A Juris Doctor (JD) degree requires a minimum of 83 credit hours, though many law schools set their own threshold slightly higher. Full-time students typically finish in three years, taking between 10 and 16 credits per semester. Part-time students spread the same workload over three and a half to four and a half years.
Total Credits for a JD Degree
The American Bar Association, which accredits law schools in the United States, requires every JD program to include at least 83 credit hours. Individual schools can require more. Georgetown Law, for example, requires 85 credits to graduate. Yale Law School sets its requirement at 83 units. Most ABA-accredited programs fall in the 83 to 90 credit range, depending on how the school structures its curriculum and counts experiential work.
Of those 83 or more credits, at least 64 must come from traditional classroom courses or direct faculty instruction. That means credits earned through field placements, externships, study abroad, law review, moot court, and similar activities can only account for a limited portion of your degree. At least six credits must come from experiential courses like clinics, simulations, or field placements.
Credits Per Semester for Full-Time Students
Full-time law students generally take between 12 and 16 credits per semester, with most semesters landing around 14 to 15. Some schools allow as few as 10 credits in a given semester while still maintaining full-time status. Over six semesters across three years, this pace adds up to the required total.

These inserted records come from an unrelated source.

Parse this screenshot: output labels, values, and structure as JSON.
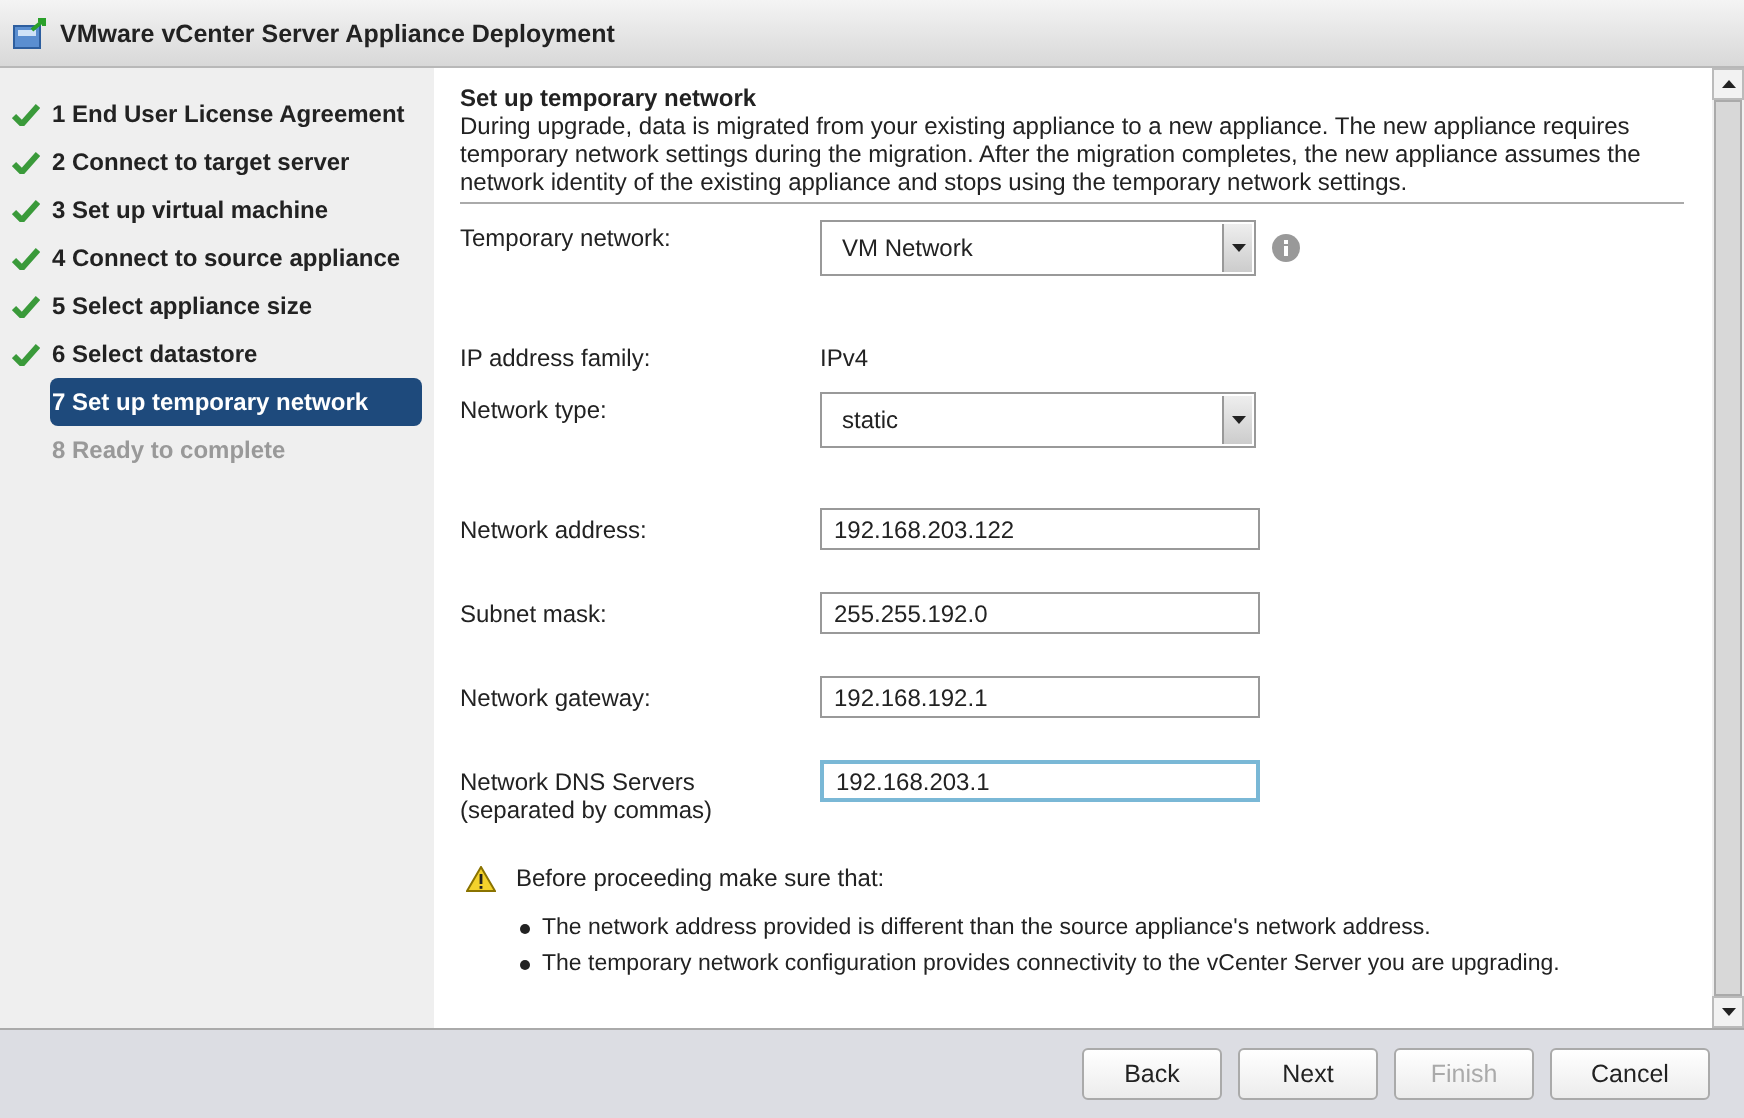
{
  "window": {
    "title": "VMware vCenter Server Appliance Deployment"
  },
  "steps": [
    {
      "label": "1 End User License Agreement",
      "checked": true,
      "selected": false,
      "disabled": false
    },
    {
      "label": "2 Connect to target server",
      "checked": true,
      "selected": false,
      "disabled": false
    },
    {
      "label": "3 Set up virtual machine",
      "checked": true,
      "selected": false,
      "disabled": false
    },
    {
      "label": "4 Connect to source appliance",
      "checked": true,
      "selected": false,
      "disabled": false
    },
    {
      "label": "5 Select appliance size",
      "checked": true,
      "selected": false,
      "disabled": false
    },
    {
      "label": "6 Select datastore",
      "checked": true,
      "selected": false,
      "disabled": false
    },
    {
      "label": "7 Set up temporary network",
      "checked": false,
      "selected": true,
      "disabled": false
    },
    {
      "label": "8 Ready to complete",
      "checked": false,
      "selected": false,
      "disabled": true
    }
  ],
  "section": {
    "title": "Set up temporary network",
    "description": "During upgrade, data is migrated from your existing appliance to a new appliance. The new appliance requires temporary network settings during the migration. After the migration completes, the new appliance assumes the network identity of the existing appliance and stops using the temporary network settings."
  },
  "fields": [
    {
      "kind": "select",
      "label": "Temporary network:",
      "value": "VM Network",
      "help": true
    },
    {
      "kind": "text",
      "label": "IP address family:",
      "value": "IPv4"
    },
    {
      "kind": "select",
      "label": "Network type:",
      "value": "static",
      "help": false
    },
    {
      "kind": "input",
      "label": "Network address:",
      "value": "192.168.203.122",
      "focused": false
    },
    {
      "kind": "input",
      "label": "Subnet mask:",
      "value": "255.255.192.0",
      "focused": false
    },
    {
      "kind": "input",
      "label": "Network gateway:",
      "value": "192.168.192.1",
      "focused": false
    },
    {
      "kind": "input",
      "label": "Network DNS Servers",
      "sublabel": "(separated by commas)",
      "value": "192.168.203.1",
      "focused": true
    }
  ],
  "warning": {
    "title": "Before proceeding make sure that:",
    "items": [
      "The network address provided is different than the source appliance's network address.",
      "The temporary network configuration provides connectivity to the vCenter Server you are upgrading."
    ]
  },
  "buttons": [
    {
      "label": "Back",
      "disabled": false
    },
    {
      "label": "Next",
      "disabled": false
    },
    {
      "label": "Finish",
      "disabled": true
    },
    {
      "label": "Cancel",
      "disabled": false
    }
  ]
}
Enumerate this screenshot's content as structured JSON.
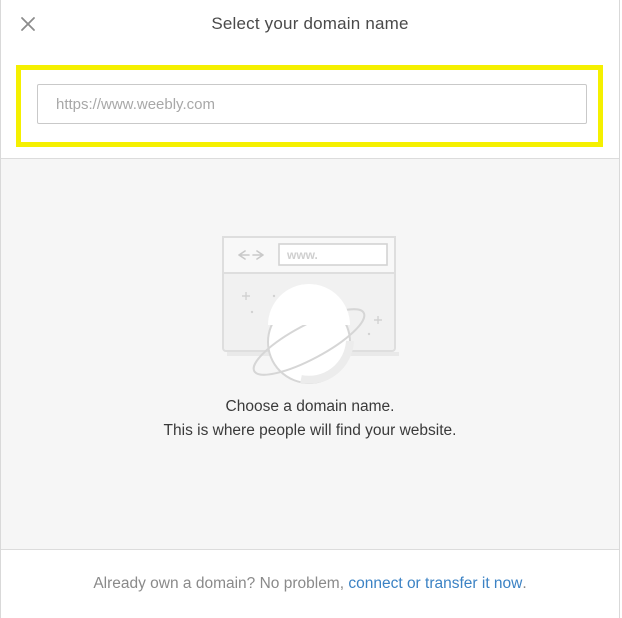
{
  "dialog": {
    "title": "Select your domain name",
    "close_icon": "close-icon"
  },
  "search": {
    "placeholder": "https://www.weebly.com",
    "value": ""
  },
  "empty_state": {
    "illustration_text": "www.",
    "line1": "Choose a domain name.",
    "line2": "This is where people will find your website."
  },
  "footer": {
    "prefix": "Already own a domain? No problem, ",
    "link_label": "connect or transfer it now",
    "suffix": "."
  },
  "colors": {
    "highlight": "#f5f000",
    "link": "#3b82c4",
    "empty_bg": "#f6f6f6"
  }
}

Your first year (often called 1L) is the most structured. Schools assign you a fixed schedule of core courses. At Yale, the first-term load is 17 credit hours spread across five required courses: Constitutional Law, Contracts, Procedure, Torts and Regulation, and Introduction to Legal Analysis and Writing. Other schools follow a similar model, though the exact course names and credit weights vary. You typically have little or no choice in your 1L schedule.
How Part-Time Programs Differ
Part-time JD programs cover the same total credits but at a lighter per-semester pace. At Rutgers Law, part-time students take 10.5 credits of core classes per semester during the first year, then a minimum of 8 credits per semester after that. The trade-off is time: expect three and a half to four and a half years to finish instead of three. Many schools allow you to switch between full-time and part-time tracks after your first year if your schedule changes.
Part-time programs are designed for students who work during the day. Classes are often held in the evenings or on weekends, and the lighter course load makes it more manageable to balance employment with studying.
How Those Credits Break Down
Your first year accounts for roughly 28 to 34 credits, depending on the school. These are almost entirely required courses covering the foundational subjects tested on the bar exam: contracts, torts, civil procedure, criminal law, constitutional law, property, and legal research and writing.
After 1L, you gain much more flexibility. The bulk of your remaining credits, often 50 or more, come from electives you choose based on your interests. There are a few upper-level requirements to satisfy along the way. Most schools require a course in professional responsibility or legal ethics (typically 2 to 3 credits), the six-credit experiential requirement mentioned above, and some form of substantial legal writing. Yale, for instance, requires 3 units of supervised analytic writing and a substantial paper worth at least 2 units. Beyond those mandates, you can tailor your course load toward areas like corporate law, criminal defense, intellectual property, or public interest.
There are also limits on certain types of credits. At Yale, no more than 10 of the 83 required units can come from supervised research and reading. The ABA’s 64-credit classroom minimum effectively caps how many credits you can earn through clinics, externships, co-curricular activities, and courses taken outside the law school.
How Law School Credits Compare to Undergraduate Credits
Law school credits work similarly to undergraduate semester hours. One credit generally represents one hour of classroom instruction per week over a semester, plus the expected preparation time outside class. But the workload per credit is considerably heavier than in most undergraduate programs. A 3-credit law school course might demand 10 to 15 hours of weekly reading, case briefing, and outlining, compared to the 6 to 9 hours you might have spent on a 3-credit college course.
This is why full-time law students rarely exceed 16 credits per semester even though undergraduates commonly take 15 to 18. The intensity per credit is simply higher.
Credits for Advanced Law Degrees
If you’re looking at a Master of Laws (LLM) rather than a JD, the credit requirement is much lower. An LLM is a one-year graduate degree for students who already hold a law degree. Harvard Law’s LLM program requires between 23 and 28 credits completed across fall, winter, and spring terms. Students must register for at least 9 credits in the fall and at least 8 in the spring, with maximums of 13 and 12 respectively. The LLM is not a substitute for a JD if you want to practice law in the U.S. for the first time; it is a specialized degree for further study.